Slightly scary paragraph of the day:
Taser CEO Rick Smith and his brother, Chairman Tom Smith, unveiled the new device [a Taser that can shoot three barbs at once] to hundreds of law enforcement officers and distributors at the company's annual conference yesterday. They stood on stage, each holding two new Tasers, and fired six rounds a piece at metal targets to whoops and applause.
Don't worry, they're non-lethal. Right?

Garth-George-interest news of the day:
A Bay of Plenty baker has scooped New Zealand's best pie award for a record third time. Pat Lam [no relation... probably] of Gold Star Patrick's Pies in Tauranga won the supreme award with his creamy bacon, mushroom and cheese pie, the winner of the gourmet meat category.
Can't wait for tomorrow's column.

Advertorial of the day:
Ruby Giblin, 3, was among the thousands of Wagamama customers to tuck into a plate of free noodles yesterday when the restaurant declared it National Noodle Day and gave away free lunches at its five stores in Auckland, Wellington and Christchurch. Its Queen's Wharf, Wellington store gave away the most meals (472) closely followed by its Auckland's [sic] store in the Metropolis hotel with 470 meals.
Accompanied, of course, by a giant picture of a child attempting to eat noodles. It's good to know that, despite staff cuts, the Herald still has enough journalists to cover the big stories.


Also, can I just point out that the Herald I bought today came stuffed with not one, not two, but three identical copies of the Herald Jobs supplement. If that's intended as a hint: I just got a job, thanks very much! But as a solution to the general employment crisis it's inspired.

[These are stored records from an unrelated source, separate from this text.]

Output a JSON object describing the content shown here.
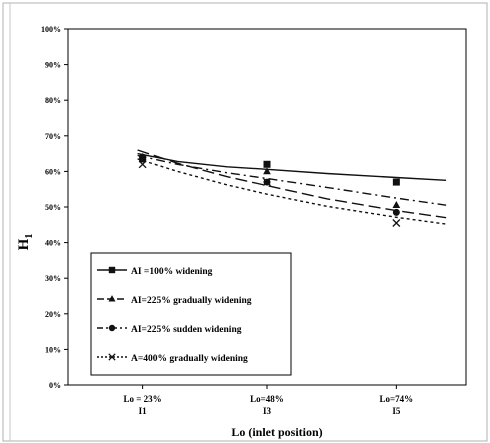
{
  "chart_data": {
    "type": "line",
    "title": "",
    "xlabel": "Lo (inlet position)",
    "ylabel": "H",
    "ylabel_subscript": "1",
    "x_positions": [
      23,
      48,
      74
    ],
    "categories": [
      {
        "top": "Lo = 23%",
        "bottom": "I1"
      },
      {
        "top": "Lo=48%",
        "bottom": "I3"
      },
      {
        "top": "Lo=74%",
        "bottom": "I5"
      }
    ],
    "xlim": [
      8,
      88
    ],
    "ylim": [
      0,
      100
    ],
    "yticks": [
      "0%",
      "10%",
      "20%",
      "30%",
      "40%",
      "50%",
      "60%",
      "70%",
      "80%",
      "90%",
      "100%"
    ],
    "grid": false,
    "legend_position": "bottom-left",
    "series": [
      {
        "name": "AI =100% widening",
        "marker": "square",
        "line_style": "solid",
        "points": [
          [
            23,
            63.5
          ],
          [
            48,
            62
          ],
          [
            74,
            57
          ]
        ],
        "trend": [
          [
            22,
            65
          ],
          [
            30,
            62.8
          ],
          [
            40,
            61.3
          ],
          [
            48,
            60.6
          ],
          [
            60,
            59.4
          ],
          [
            74,
            58.3
          ],
          [
            84,
            57.5
          ]
        ]
      },
      {
        "name": "AI=225% gradually widening",
        "marker": "triangle",
        "line_style": "long-dash",
        "points": [
          [
            23,
            64
          ],
          [
            48,
            60
          ],
          [
            74,
            50.5
          ]
        ],
        "trend": [
          [
            22,
            66
          ],
          [
            30,
            62.3
          ],
          [
            40,
            58.5
          ],
          [
            48,
            56
          ],
          [
            60,
            52.3
          ],
          [
            74,
            49
          ],
          [
            84,
            47
          ]
        ]
      },
      {
        "name": "AI=225% sudden widening",
        "marker": "circle",
        "line_style": "dash-dot",
        "points": [
          [
            23,
            64
          ],
          [
            48,
            57
          ],
          [
            74,
            48.5
          ]
        ],
        "trend": [
          [
            22,
            64.5
          ],
          [
            30,
            62
          ],
          [
            40,
            59.6
          ],
          [
            48,
            58
          ],
          [
            60,
            55.5
          ],
          [
            74,
            52.5
          ],
          [
            84,
            50.5
          ]
        ]
      },
      {
        "name": "A=400% gradually widening",
        "marker": "x",
        "line_style": "dotted",
        "points": [
          [
            23,
            62
          ],
          [
            48,
            57
          ],
          [
            74,
            45.5
          ]
        ],
        "trend": [
          [
            22,
            63.5
          ],
          [
            30,
            60
          ],
          [
            40,
            56.2
          ],
          [
            48,
            53.6
          ],
          [
            60,
            50.2
          ],
          [
            74,
            47.1
          ],
          [
            84,
            45.2
          ]
        ]
      }
    ],
    "colors": {
      "series": "#111111",
      "axis": "#000000",
      "background": "#ffffff"
    }
  }
}
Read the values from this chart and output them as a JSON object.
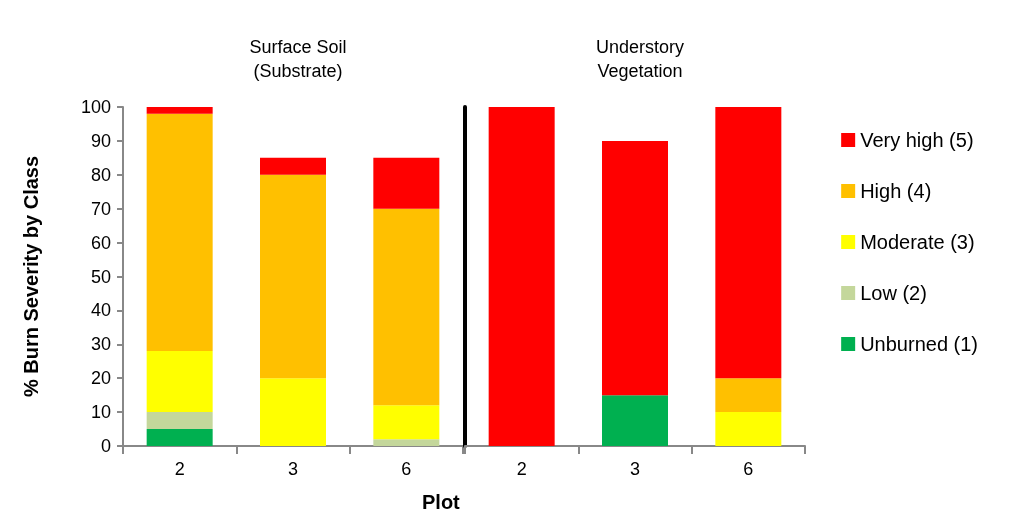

Only one copy of Viva, unfortunately.


  1. You don't imagine a journalist went anywhere near that Wagamama story, do you? It has "Press release" written all over it.

  2. Indeed. Well that's even worse...

  3. I hear they can cover anything within walking distance. If it's really big they can drive.
    But no sleep-overs.

  4. They do have the District Court right across the street, which is handy for crime coverage...

  5. What would you idiots know? That was "reporting", not journalism. There's an important difference. Reporters just go out and write about whatever they see, with no interpretation whatsoever.

  6. I can't tell whether George is being ironic. For a start, reporters are journalists, right? Then there's the aspect of it being basically a press release for a restaurant chain - unless 'National Noodle Day' has some significance that I'm missing. Surely, even if reporters 'just go out and write about whatever they see' that doesn't mean that everything they see is worthy of being in a major newspaper.

  7. Off topic...

    Picture caption:
    "Rob Mokaraka came at police with a meat cleaver."

    "...he advanced...with what appeared to be a firearm wrapped in a towel..."

    One of these things is not like the other?

  8. Rather than 'national noodle day', they should have called it 'national loss of dignity day'. Is there anything more pathetic that seeing people queing for more than an hour to get $15 worth of free food? Show some fucking pride, people.

  9. noizy: Perhaps a meat cleaver wrapped in a towel. Yeah, that makes sense.

    JP: "$15 worth".

  10. I think he had a meat cleaver visible and two knives wrapped in a towel which the police (not unreasonably I suppose) took to be a firearm. Due to the towel-wrapping.